As shown in FIG. 2, the air supply valve 2 and the exhaust valve 4 are open at the same time for a long period of time. Even if the valve is closed, the resultant force of the driving reaction forces F, F2 acting on the camshaft 8 and its bearing portion can be reduced during this time, so that the durability of the camshaft 8 and its bearing portion can be improved.

Incidentally, instead of the rollers 11 and 14, fixed projections having an arcuate cross section may be formed on each rocker arm 6.7, and these fixed projections may be brought into contact with each of the cams 8a and 8b.

[Effects of the Invention] The durability of the camshaft and the bearing portion of the camshaft can be improved.

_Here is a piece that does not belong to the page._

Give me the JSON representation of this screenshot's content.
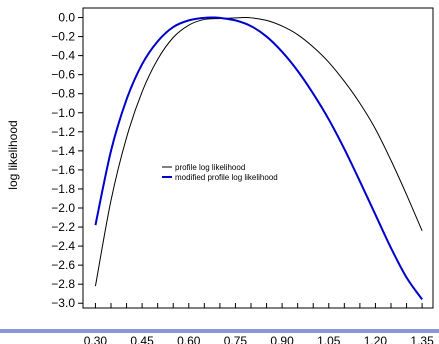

[Brief explanation of the drawing]

FIG. 1 is a side sectional view of the cylinder head, and FIG. 2 is a diagram showing the opening timings of the intake valve and the exhaust valve. 2...Air supply valve, 4...Exhaust valve, 6.7.
...Rocker arm, butt...Camshaft, 8a, 8b...Cam, 1
1.14... Laura.

Claims (1)

[Claims] The intake valve rocker arm and the exhaust valve rocker arm are driven by one camshaft, and the contact portion of each rocker arm with the cam formed on the camshaft is formed in an arc shape within the cross section of the camshaft. A valve train for a two-stroke internal combustion engine in which the contact parts of the rocker arms are offset from each other in the circumferential direction of the camshaft.